The jury is expected to begin deliberations today. When it finally decides whether to trundle Eugene Bennett, 42, off to prison (for a maximum sentence of two consecutive life terms) or to a state hospital for the criminally insane, it will serve as end note to a truly seedy story: one rife with revenge, obsession, bungled hostage-taking, planted pipe bombs, gunplay in a minister's study, fish-hook shrapnel, "a plastic implement used in sexual acts," a commercial video of lesbian love scenes and the defendant's evil alter ego, "Ed." Bennett says Ed tells him to do bad things, such as not going to church on Sunday.
But the caper may also, intentionally or not, serve to burnish Cornwell's already eccentric image: that of the internationally successful author of nine crime novels; the former cop reporter obsessively steeped in forensic sciences; the creator of the corpse-cutting, crime-busting Kay Scarpetta, Cornwell's Virginia medical-examiner protagonist and heroine. (Her newest and ninth mystery, the Putnam-published "Hornet's Nest," tops The Times' bestseller list for fiction after only two weeks.)

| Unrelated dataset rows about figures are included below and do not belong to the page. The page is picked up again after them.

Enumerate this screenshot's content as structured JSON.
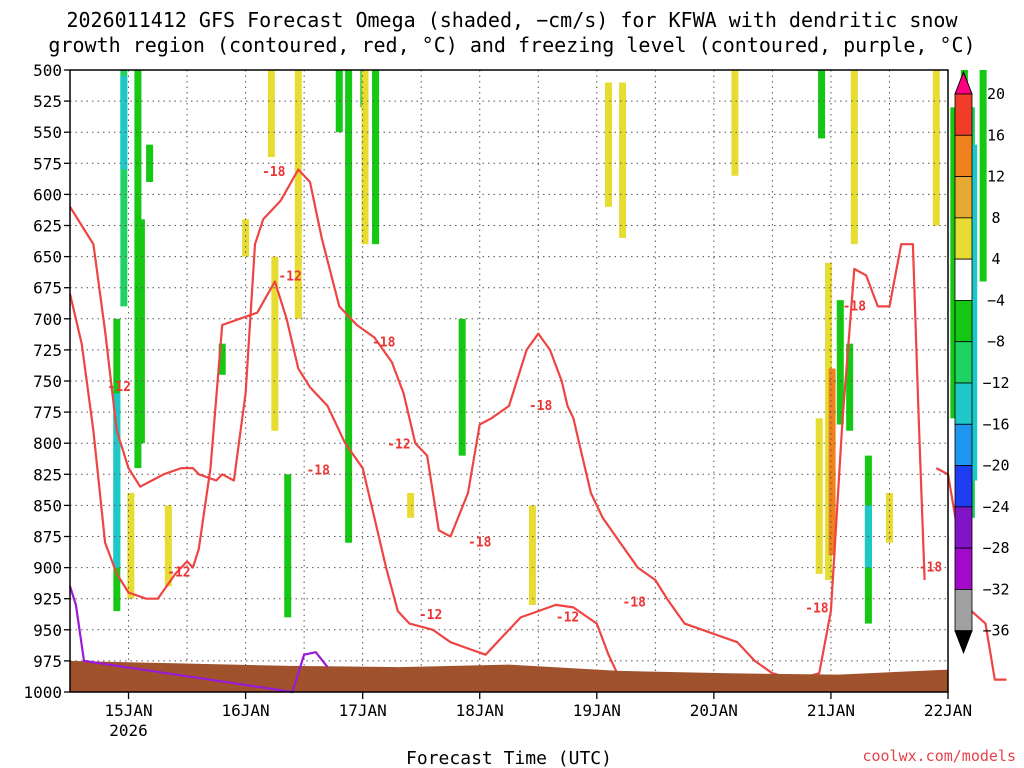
{
  "title_line1": "2026011412 GFS Forecast Omega (shaded, −cm/s) for KFWA with dendritic snow",
  "title_line2": "growth region (contoured, red, °C) and freezing level (contoured, purple, °C)",
  "credit": "coolwx.com/models",
  "colors": {
    "ground": "#a0522d",
    "dgz_contour": "#ee4444",
    "freezing_contour": "#9a1ad8",
    "grid": "#555555"
  },
  "chart_data": {
    "type": "heatmap",
    "title": "2026011412 GFS Forecast Omega (shaded, −cm/s) for KFWA with dendritic snow growth region (contoured, red, °C) and freezing level (contoured, purple, °C)",
    "xlabel": "Forecast Time (UTC)",
    "ylabel": "",
    "x_range": [
      "2026-01-14T12:00",
      "2026-01-22T00:00"
    ],
    "x_tick_labels": [
      "15JAN",
      "16JAN",
      "17JAN",
      "18JAN",
      "19JAN",
      "20JAN",
      "21JAN",
      "22JAN"
    ],
    "x_tick_sublabel": "2026",
    "y_ticks": [
      500,
      525,
      550,
      575,
      600,
      625,
      650,
      675,
      700,
      725,
      750,
      775,
      800,
      825,
      850,
      875,
      900,
      925,
      950,
      975,
      1000
    ],
    "y_range": [
      500,
      1000
    ],
    "y_inverted": true,
    "grid": true,
    "colorbar": {
      "levels": [
        "20",
        "16",
        "12",
        "8",
        "4",
        "−4",
        "−8",
        "−12",
        "−16",
        "−20",
        "−24",
        "−28",
        "−32",
        "−36"
      ],
      "colors": [
        "#ff0080",
        "#f03c28",
        "#f0821e",
        "#e6aa32",
        "#e6dc32",
        "#ffffff",
        "#14c814",
        "#1ed264",
        "#1ec8c8",
        "#1e96f0",
        "#1e3cf0",
        "#8214c8",
        "#a00ac8",
        "#a0a0a0",
        "#000000"
      ]
    },
    "omega_cells": [
      {
        "t": 0.46,
        "p0": 500,
        "p1": 690,
        "c": "#1ed264"
      },
      {
        "t": 0.46,
        "p0": 505,
        "p1": 580,
        "c": "#1ec8c8"
      },
      {
        "t": 0.58,
        "p0": 500,
        "p1": 820,
        "c": "#14c814"
      },
      {
        "t": 0.61,
        "p0": 620,
        "p1": 800,
        "c": "#14c814"
      },
      {
        "t": 0.4,
        "p0": 700,
        "p1": 935,
        "c": "#14c814"
      },
      {
        "t": 0.4,
        "p0": 760,
        "p1": 900,
        "c": "#1ec8c8"
      },
      {
        "t": 0.52,
        "p0": 840,
        "p1": 925,
        "c": "#e6dc32"
      },
      {
        "t": 0.68,
        "p0": 560,
        "p1": 590,
        "c": "#14c814"
      },
      {
        "t": 0.84,
        "p0": 850,
        "p1": 915,
        "c": "#e6dc32"
      },
      {
        "t": 1.3,
        "p0": 720,
        "p1": 745,
        "c": "#14c814"
      },
      {
        "t": 1.5,
        "p0": 620,
        "p1": 650,
        "c": "#e6dc32"
      },
      {
        "t": 1.72,
        "p0": 500,
        "p1": 570,
        "c": "#e6dc32"
      },
      {
        "t": 1.75,
        "p0": 650,
        "p1": 790,
        "c": "#e6dc32"
      },
      {
        "t": 1.86,
        "p0": 825,
        "p1": 940,
        "c": "#14c814"
      },
      {
        "t": 1.95,
        "p0": 500,
        "p1": 700,
        "c": "#e6dc32"
      },
      {
        "t": 2.3,
        "p0": 500,
        "p1": 550,
        "c": "#14c814"
      },
      {
        "t": 2.38,
        "p0": 500,
        "p1": 880,
        "c": "#14c814"
      },
      {
        "t": 2.51,
        "p0": 500,
        "p1": 530,
        "c": "#14c814"
      },
      {
        "t": 2.52,
        "p0": 500,
        "p1": 640,
        "c": "#e6dc32"
      },
      {
        "t": 2.61,
        "p0": 500,
        "p1": 640,
        "c": "#14c814"
      },
      {
        "t": 2.91,
        "p0": 840,
        "p1": 860,
        "c": "#e6dc32"
      },
      {
        "t": 3.35,
        "p0": 700,
        "p1": 810,
        "c": "#14c814"
      },
      {
        "t": 3.95,
        "p0": 850,
        "p1": 930,
        "c": "#e6dc32"
      },
      {
        "t": 4.6,
        "p0": 510,
        "p1": 610,
        "c": "#e6dc32"
      },
      {
        "t": 4.72,
        "p0": 510,
        "p1": 635,
        "c": "#e6dc32"
      },
      {
        "t": 5.68,
        "p0": 500,
        "p1": 585,
        "c": "#e6dc32"
      },
      {
        "t": 6.4,
        "p0": 780,
        "p1": 905,
        "c": "#e6dc32"
      },
      {
        "t": 6.42,
        "p0": 500,
        "p1": 555,
        "c": "#14c814"
      },
      {
        "t": 6.48,
        "p0": 655,
        "p1": 910,
        "c": "#e6dc32"
      },
      {
        "t": 6.51,
        "p0": 740,
        "p1": 890,
        "c": "#f0821e"
      },
      {
        "t": 6.58,
        "p0": 685,
        "p1": 785,
        "c": "#14c814"
      },
      {
        "t": 6.66,
        "p0": 720,
        "p1": 790,
        "c": "#14c814"
      },
      {
        "t": 6.7,
        "p0": 500,
        "p1": 640,
        "c": "#e6dc32"
      },
      {
        "t": 6.82,
        "p0": 810,
        "p1": 945,
        "c": "#14c814"
      },
      {
        "t": 6.82,
        "p0": 850,
        "p1": 900,
        "c": "#1ec8c8"
      },
      {
        "t": 7.0,
        "p0": 840,
        "p1": 880,
        "c": "#e6dc32"
      },
      {
        "t": 7.4,
        "p0": 500,
        "p1": 625,
        "c": "#e6dc32"
      },
      {
        "t": 7.55,
        "p0": 530,
        "p1": 780,
        "c": "#14c814"
      },
      {
        "t": 7.64,
        "p0": 500,
        "p1": 780,
        "c": "#14c814"
      },
      {
        "t": 7.7,
        "p0": 530,
        "p1": 860,
        "c": "#1ed264"
      },
      {
        "t": 7.72,
        "p0": 560,
        "p1": 830,
        "c": "#1ec8c8"
      },
      {
        "t": 7.8,
        "p0": 500,
        "p1": 670,
        "c": "#14c814"
      }
    ],
    "dgz_contour_labels": [
      {
        "text": "-18",
        "t": 1.24,
        "p": 582
      },
      {
        "text": "-12",
        "t": 1.38,
        "p": 666
      },
      {
        "text": "-18",
        "t": 2.18,
        "p": 719
      },
      {
        "text": "-12",
        "t": 2.31,
        "p": 801
      },
      {
        "text": "-18",
        "t": 3.52,
        "p": 770
      },
      {
        "text": "-12",
        "t": 2.58,
        "p": 938
      },
      {
        "text": "-18",
        "t": 1.62,
        "p": 822
      },
      {
        "text": "-12",
        "t": 0.43,
        "p": 904
      },
      {
        "text": "-12",
        "t": -0.08,
        "p": 755
      },
      {
        "text": "-18",
        "t": 3.0,
        "p": 880
      },
      {
        "text": "-18",
        "t": 4.32,
        "p": 928
      },
      {
        "text": "-12",
        "t": 3.75,
        "p": 940
      },
      {
        "text": "-18",
        "t": 6.2,
        "p": 690
      },
      {
        "text": "-18",
        "t": 6.85,
        "p": 900
      },
      {
        "text": "-18",
        "t": 5.88,
        "p": 933
      }
    ],
    "ground_top_p": [
      975,
      977,
      979,
      980,
      978,
      983,
      985,
      986,
      982
    ],
    "freezing_level_p": [
      [
        0.0,
        915
      ],
      [
        0.05,
        930
      ],
      [
        0.12,
        975
      ],
      [
        1.9,
        1000
      ],
      [
        2.0,
        970
      ],
      [
        2.1,
        968
      ],
      [
        2.2,
        980
      ]
    ]
  }
}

It was, after all, Cornwell's studious devotion to accuracy and detail that led her to enroll at the FBI's Quantico training center in the early 1990s. This, in turn, sent her into the arms of an instructor there, Bennett's wife. The most widely hyped testimony of the trial came when Marguerite Bennett, 42, admitted that she made love to Cornwell--twice.

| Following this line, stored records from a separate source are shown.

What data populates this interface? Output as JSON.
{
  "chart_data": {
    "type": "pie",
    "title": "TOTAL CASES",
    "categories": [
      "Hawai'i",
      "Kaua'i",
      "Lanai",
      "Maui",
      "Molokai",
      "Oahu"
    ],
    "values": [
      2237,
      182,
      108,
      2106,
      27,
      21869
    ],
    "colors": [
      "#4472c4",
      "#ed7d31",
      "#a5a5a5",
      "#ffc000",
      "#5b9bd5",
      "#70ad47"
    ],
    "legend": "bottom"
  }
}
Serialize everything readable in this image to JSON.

Eugene said it drove him nuts when he found out. He spied on his wife and Cornwell, filed for divorce and demanded custody of the children.
Marguerite fought back, ratting out Eugene for $17,000 in work-related reimbursement fraud (to which she was also a party). The FBI booted them both and Eugene went to prison for 12 months.

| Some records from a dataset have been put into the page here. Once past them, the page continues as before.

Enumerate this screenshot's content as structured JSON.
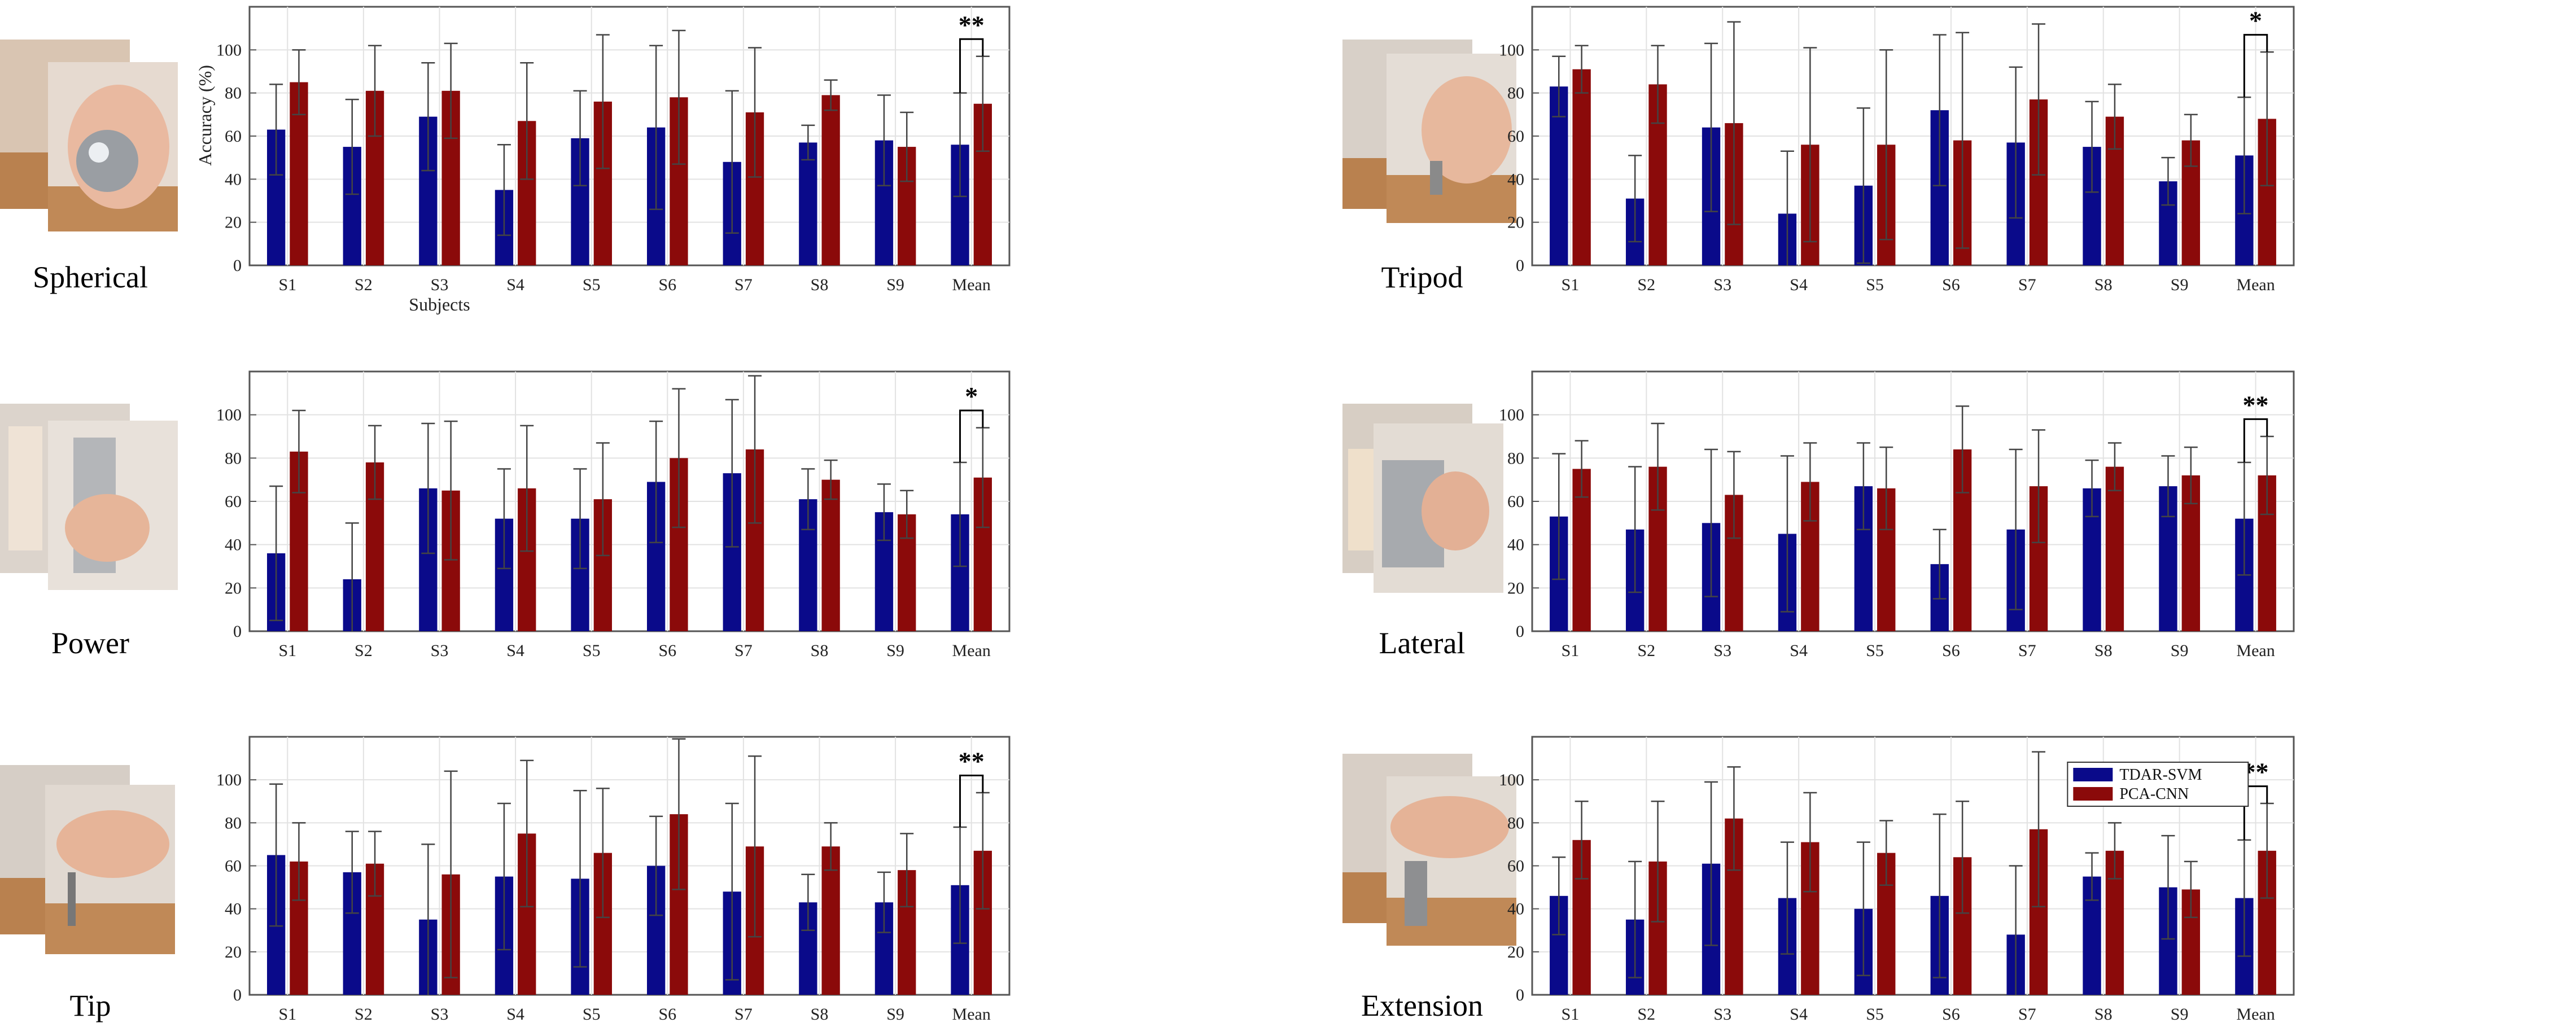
{
  "figure": {
    "colors": {
      "tdar_svm": "#0a0a8a",
      "pca_cnn": "#8b0a0a",
      "axis": "#555555",
      "grid": "#e2e2e2",
      "error": "#444444"
    },
    "legend": [
      "TDAR-SVM",
      "PCA-CNN"
    ],
    "legend_position": "top-right of Extension panel"
  },
  "chart_data": [
    {
      "type": "bar",
      "grip": "Spherical",
      "categories": [
        "S1",
        "S2",
        "S3",
        "S4",
        "S5",
        "S6",
        "S7",
        "S8",
        "S9",
        "Mean"
      ],
      "ylabel": "Accuracy (%)",
      "xlabel": "Subjects",
      "ylim": [
        0,
        120
      ],
      "yticks": [
        0,
        20,
        40,
        60,
        80,
        100
      ],
      "series": [
        {
          "name": "TDAR-SVM",
          "values": [
            63,
            55,
            69,
            35,
            59,
            64,
            48,
            57,
            58,
            56
          ],
          "errors": [
            21,
            22,
            25,
            21,
            22,
            38,
            33,
            8,
            21,
            24
          ]
        },
        {
          "name": "PCA-CNN",
          "values": [
            85,
            81,
            81,
            67,
            76,
            78,
            71,
            79,
            55,
            75
          ],
          "errors": [
            15,
            21,
            22,
            27,
            31,
            31,
            30,
            7,
            16,
            22
          ]
        }
      ],
      "significance": "**"
    },
    {
      "type": "bar",
      "grip": "Tripod",
      "categories": [
        "S1",
        "S2",
        "S3",
        "S4",
        "S5",
        "S6",
        "S7",
        "S8",
        "S9",
        "Mean"
      ],
      "ylabel": "",
      "xlabel": "",
      "ylim": [
        0,
        120
      ],
      "yticks": [
        0,
        20,
        40,
        60,
        80,
        100
      ],
      "series": [
        {
          "name": "TDAR-SVM",
          "values": [
            83,
            31,
            64,
            24,
            37,
            72,
            57,
            55,
            39,
            51
          ],
          "errors": [
            14,
            20,
            39,
            29,
            36,
            35,
            35,
            21,
            11,
            27
          ]
        },
        {
          "name": "PCA-CNN",
          "values": [
            91,
            84,
            66,
            56,
            56,
            58,
            77,
            69,
            58,
            68
          ],
          "errors": [
            11,
            18,
            47,
            45,
            44,
            50,
            35,
            15,
            12,
            31
          ]
        }
      ],
      "significance": "*"
    },
    {
      "type": "bar",
      "grip": "Power",
      "categories": [
        "S1",
        "S2",
        "S3",
        "S4",
        "S5",
        "S6",
        "S7",
        "S8",
        "S9",
        "Mean"
      ],
      "ylabel": "",
      "xlabel": "",
      "ylim": [
        0,
        120
      ],
      "yticks": [
        0,
        20,
        40,
        60,
        80,
        100
      ],
      "series": [
        {
          "name": "TDAR-SVM",
          "values": [
            36,
            24,
            66,
            52,
            52,
            69,
            73,
            61,
            55,
            54
          ],
          "errors": [
            31,
            26,
            30,
            23,
            23,
            28,
            34,
            14,
            13,
            24
          ]
        },
        {
          "name": "PCA-CNN",
          "values": [
            83,
            78,
            65,
            66,
            61,
            80,
            84,
            70,
            54,
            71
          ],
          "errors": [
            19,
            17,
            32,
            29,
            26,
            32,
            34,
            9,
            11,
            23
          ]
        }
      ],
      "significance": "*"
    },
    {
      "type": "bar",
      "grip": "Lateral",
      "categories": [
        "S1",
        "S2",
        "S3",
        "S4",
        "S5",
        "S6",
        "S7",
        "S8",
        "S9",
        "Mean"
      ],
      "ylabel": "",
      "xlabel": "",
      "ylim": [
        0,
        120
      ],
      "yticks": [
        0,
        20,
        40,
        60,
        80,
        100
      ],
      "series": [
        {
          "name": "TDAR-SVM",
          "values": [
            53,
            47,
            50,
            45,
            67,
            31,
            47,
            66,
            67,
            52
          ],
          "errors": [
            29,
            29,
            34,
            36,
            20,
            16,
            37,
            13,
            14,
            26
          ]
        },
        {
          "name": "PCA-CNN",
          "values": [
            75,
            76,
            63,
            69,
            66,
            84,
            67,
            76,
            72,
            72
          ],
          "errors": [
            13,
            20,
            20,
            18,
            19,
            20,
            26,
            11,
            13,
            18
          ]
        }
      ],
      "significance": "**"
    },
    {
      "type": "bar",
      "grip": "Tip",
      "categories": [
        "S1",
        "S2",
        "S3",
        "S4",
        "S5",
        "S6",
        "S7",
        "S8",
        "S9",
        "Mean"
      ],
      "ylabel": "",
      "xlabel": "",
      "ylim": [
        0,
        120
      ],
      "yticks": [
        0,
        20,
        40,
        60,
        80,
        100
      ],
      "series": [
        {
          "name": "TDAR-SVM",
          "values": [
            65,
            57,
            35,
            55,
            54,
            60,
            48,
            43,
            43,
            51
          ],
          "errors": [
            33,
            19,
            35,
            34,
            41,
            23,
            41,
            13,
            14,
            27
          ]
        },
        {
          "name": "PCA-CNN",
          "values": [
            62,
            61,
            56,
            75,
            66,
            84,
            69,
            69,
            58,
            67
          ],
          "errors": [
            18,
            15,
            48,
            34,
            30,
            35,
            42,
            11,
            17,
            27
          ]
        }
      ],
      "significance": "**"
    },
    {
      "type": "bar",
      "grip": "Extension",
      "categories": [
        "S1",
        "S2",
        "S3",
        "S4",
        "S5",
        "S6",
        "S7",
        "S8",
        "S9",
        "Mean"
      ],
      "ylabel": "",
      "xlabel": "",
      "ylim": [
        0,
        120
      ],
      "yticks": [
        0,
        20,
        40,
        60,
        80,
        100
      ],
      "series": [
        {
          "name": "TDAR-SVM",
          "values": [
            46,
            35,
            61,
            45,
            40,
            46,
            28,
            55,
            50,
            45
          ],
          "errors": [
            18,
            27,
            38,
            26,
            31,
            38,
            32,
            11,
            24,
            27
          ]
        },
        {
          "name": "PCA-CNN",
          "values": [
            72,
            62,
            82,
            71,
            66,
            64,
            77,
            67,
            49,
            67
          ],
          "errors": [
            18,
            28,
            24,
            23,
            15,
            26,
            36,
            13,
            13,
            22
          ]
        }
      ],
      "significance": "**",
      "legend": true
    }
  ]
}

Released in January 1995, he plotted his kidnap and murder scheme, which involved kidnapping Margo's minister to lure Margo to certain death, framing someone else and scarfing up insurance payoffs.
The ruse got as far as taking the minister hostage in a Dale City, Va., church last June 23. Margo showed up, but with pepper spray and a revolver. She quarreled with the masked kidnapper, recognized the voice and when he rushed her, dived behind a desk in the preacher's study and opened fire. When one of her .38 slugs hit the door frame, Eugene skedaddled. Police picked him up at his home after he claimed to have locked "Ed" in the garage.
Now it was the media's turn to go bonkers; the Cornwell connection was irresistible.
"It could have been a plot from one of her very own thrillers," howled London's The Guardian.
"A tale of furtive lust and seduction, blame and betrayal, that has crept through the hallowed halls of the FBI and into the boudoir of a best-selling author," purred the New York Daily News.
It has "all the elements of a scene from one of Patricia Cornwell's gritty, grisly crime novels. Except that this scene really happened," squealed People.
Even the Washington Post was overcome by a little turgid, Mickey Spillane-speak: "The Bennetts' domestic contretemps has been playing out . . . spanked by a Washington radio reporter who broke open this story and hung on to it like a summer cold."